Unfortunately, because of the nature of its attack, N. fowleri is almost always fatal. Of the 125 cases reported, 124 resulted in death.

In 2007, six cases of PAM in the United States were reported to the Centers for Disease Control, including three from Florida. All six patients died. In 2009, the one U.S. death reported was from Florida.

The problem with treatment of the disease is its diagnosis. Symptoms of PAM are similar to viral meningitis or bacterial meningitis, also serious illnesses, but with much better success rates for treatment. PAM requires visual inspection of the spinocerebral fluid to determine presence of the amoebae.

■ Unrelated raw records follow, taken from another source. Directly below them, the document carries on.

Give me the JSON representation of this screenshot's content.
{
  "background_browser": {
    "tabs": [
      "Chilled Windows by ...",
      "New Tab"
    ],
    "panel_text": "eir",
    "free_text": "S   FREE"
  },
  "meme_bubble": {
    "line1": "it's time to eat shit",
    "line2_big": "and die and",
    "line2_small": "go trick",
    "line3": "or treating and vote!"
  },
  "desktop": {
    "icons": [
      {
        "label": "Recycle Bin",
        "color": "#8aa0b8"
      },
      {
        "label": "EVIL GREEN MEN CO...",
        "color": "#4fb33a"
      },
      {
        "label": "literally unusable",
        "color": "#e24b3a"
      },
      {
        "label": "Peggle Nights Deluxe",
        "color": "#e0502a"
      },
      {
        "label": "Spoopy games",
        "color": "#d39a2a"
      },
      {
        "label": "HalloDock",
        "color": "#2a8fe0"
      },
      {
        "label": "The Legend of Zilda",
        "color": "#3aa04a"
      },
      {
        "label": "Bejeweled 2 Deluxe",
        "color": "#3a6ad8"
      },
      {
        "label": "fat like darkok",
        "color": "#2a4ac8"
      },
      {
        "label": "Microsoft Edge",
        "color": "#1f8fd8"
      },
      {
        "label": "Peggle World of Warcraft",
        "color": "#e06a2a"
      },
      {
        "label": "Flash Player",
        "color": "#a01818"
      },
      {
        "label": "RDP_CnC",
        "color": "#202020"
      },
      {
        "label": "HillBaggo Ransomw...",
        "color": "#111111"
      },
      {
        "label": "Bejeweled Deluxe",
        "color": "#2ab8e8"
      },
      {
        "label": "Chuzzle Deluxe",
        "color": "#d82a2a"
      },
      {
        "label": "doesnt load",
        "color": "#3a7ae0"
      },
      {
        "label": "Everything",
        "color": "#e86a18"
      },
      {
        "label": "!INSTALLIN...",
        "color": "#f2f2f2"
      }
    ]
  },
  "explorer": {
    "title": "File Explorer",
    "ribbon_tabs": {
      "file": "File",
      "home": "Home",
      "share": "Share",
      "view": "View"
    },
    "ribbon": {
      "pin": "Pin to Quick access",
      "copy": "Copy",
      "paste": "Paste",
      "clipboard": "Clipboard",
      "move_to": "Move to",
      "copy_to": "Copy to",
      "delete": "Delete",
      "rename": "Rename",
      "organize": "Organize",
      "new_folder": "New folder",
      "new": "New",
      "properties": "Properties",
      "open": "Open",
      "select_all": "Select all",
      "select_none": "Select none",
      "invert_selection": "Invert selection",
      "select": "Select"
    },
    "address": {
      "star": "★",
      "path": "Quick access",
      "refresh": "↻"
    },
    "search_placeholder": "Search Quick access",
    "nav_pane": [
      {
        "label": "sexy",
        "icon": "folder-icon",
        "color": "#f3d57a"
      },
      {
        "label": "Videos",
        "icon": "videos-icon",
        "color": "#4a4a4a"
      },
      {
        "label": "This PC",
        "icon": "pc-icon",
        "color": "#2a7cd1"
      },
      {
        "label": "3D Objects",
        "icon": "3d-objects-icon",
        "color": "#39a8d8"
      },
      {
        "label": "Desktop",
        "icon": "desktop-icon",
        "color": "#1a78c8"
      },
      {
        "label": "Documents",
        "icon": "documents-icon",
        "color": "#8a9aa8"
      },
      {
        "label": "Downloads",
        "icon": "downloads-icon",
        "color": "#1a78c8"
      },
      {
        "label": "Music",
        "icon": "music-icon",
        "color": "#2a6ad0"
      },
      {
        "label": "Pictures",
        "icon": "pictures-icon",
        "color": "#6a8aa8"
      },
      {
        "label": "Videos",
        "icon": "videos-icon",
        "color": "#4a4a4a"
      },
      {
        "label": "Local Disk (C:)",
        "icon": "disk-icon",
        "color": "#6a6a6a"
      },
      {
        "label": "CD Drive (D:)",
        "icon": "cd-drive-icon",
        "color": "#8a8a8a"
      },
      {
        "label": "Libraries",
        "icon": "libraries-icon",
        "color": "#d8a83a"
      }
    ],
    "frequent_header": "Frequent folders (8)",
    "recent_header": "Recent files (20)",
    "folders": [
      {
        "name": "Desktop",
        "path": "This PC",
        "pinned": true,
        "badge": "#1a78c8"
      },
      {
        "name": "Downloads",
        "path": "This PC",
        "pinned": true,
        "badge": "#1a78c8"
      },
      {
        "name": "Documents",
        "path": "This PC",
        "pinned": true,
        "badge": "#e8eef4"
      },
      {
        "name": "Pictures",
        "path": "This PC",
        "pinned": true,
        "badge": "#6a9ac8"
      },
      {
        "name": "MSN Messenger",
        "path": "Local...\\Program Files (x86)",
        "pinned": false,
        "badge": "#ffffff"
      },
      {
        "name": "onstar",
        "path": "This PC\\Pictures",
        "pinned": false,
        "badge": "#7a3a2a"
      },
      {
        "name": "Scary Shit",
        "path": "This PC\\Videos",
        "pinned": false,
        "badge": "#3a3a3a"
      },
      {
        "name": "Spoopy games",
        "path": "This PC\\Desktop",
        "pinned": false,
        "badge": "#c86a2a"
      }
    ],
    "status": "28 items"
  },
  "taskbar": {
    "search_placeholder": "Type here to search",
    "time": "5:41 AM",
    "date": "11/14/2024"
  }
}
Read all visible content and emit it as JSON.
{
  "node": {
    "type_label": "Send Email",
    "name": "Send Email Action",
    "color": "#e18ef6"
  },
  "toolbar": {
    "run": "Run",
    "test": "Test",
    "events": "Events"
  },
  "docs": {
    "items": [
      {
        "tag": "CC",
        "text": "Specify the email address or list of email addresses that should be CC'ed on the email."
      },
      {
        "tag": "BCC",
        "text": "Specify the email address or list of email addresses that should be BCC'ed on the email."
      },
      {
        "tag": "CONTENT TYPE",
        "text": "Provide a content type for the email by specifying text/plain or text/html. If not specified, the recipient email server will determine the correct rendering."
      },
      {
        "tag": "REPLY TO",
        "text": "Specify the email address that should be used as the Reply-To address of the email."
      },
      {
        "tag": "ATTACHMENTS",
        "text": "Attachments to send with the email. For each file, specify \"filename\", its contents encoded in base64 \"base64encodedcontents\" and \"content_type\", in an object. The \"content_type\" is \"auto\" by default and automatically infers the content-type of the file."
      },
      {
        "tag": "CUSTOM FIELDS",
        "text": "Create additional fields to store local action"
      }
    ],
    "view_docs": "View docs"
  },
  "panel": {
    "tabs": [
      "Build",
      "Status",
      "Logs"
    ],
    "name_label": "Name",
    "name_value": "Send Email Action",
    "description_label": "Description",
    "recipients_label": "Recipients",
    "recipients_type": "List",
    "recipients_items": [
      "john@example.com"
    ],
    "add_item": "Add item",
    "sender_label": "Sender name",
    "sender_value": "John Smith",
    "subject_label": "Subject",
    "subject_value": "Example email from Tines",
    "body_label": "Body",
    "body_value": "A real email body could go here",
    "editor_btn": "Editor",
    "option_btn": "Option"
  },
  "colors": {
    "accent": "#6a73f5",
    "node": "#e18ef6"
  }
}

What to know about Naegleria infections

Caused by a freshwater amoeba, most active July-September

Infects people primarily through the nose

Infections are extremely rare, but almost always fatal

Initial symptoms start one to 14 days after infection

Seek immediate help if fever, headaches, stiff neck or vomiting develop

In the United States, there were 121 cases documented between 1937-2007 with just one survivor

Between 1998 and 2007, there were 33 U.S. deaths primarily in Southern states, including Florida

There were four deaths in Florida in 2007

During a similar 10-year period, in comparison, there were 36,000 drowning deaths in the United States.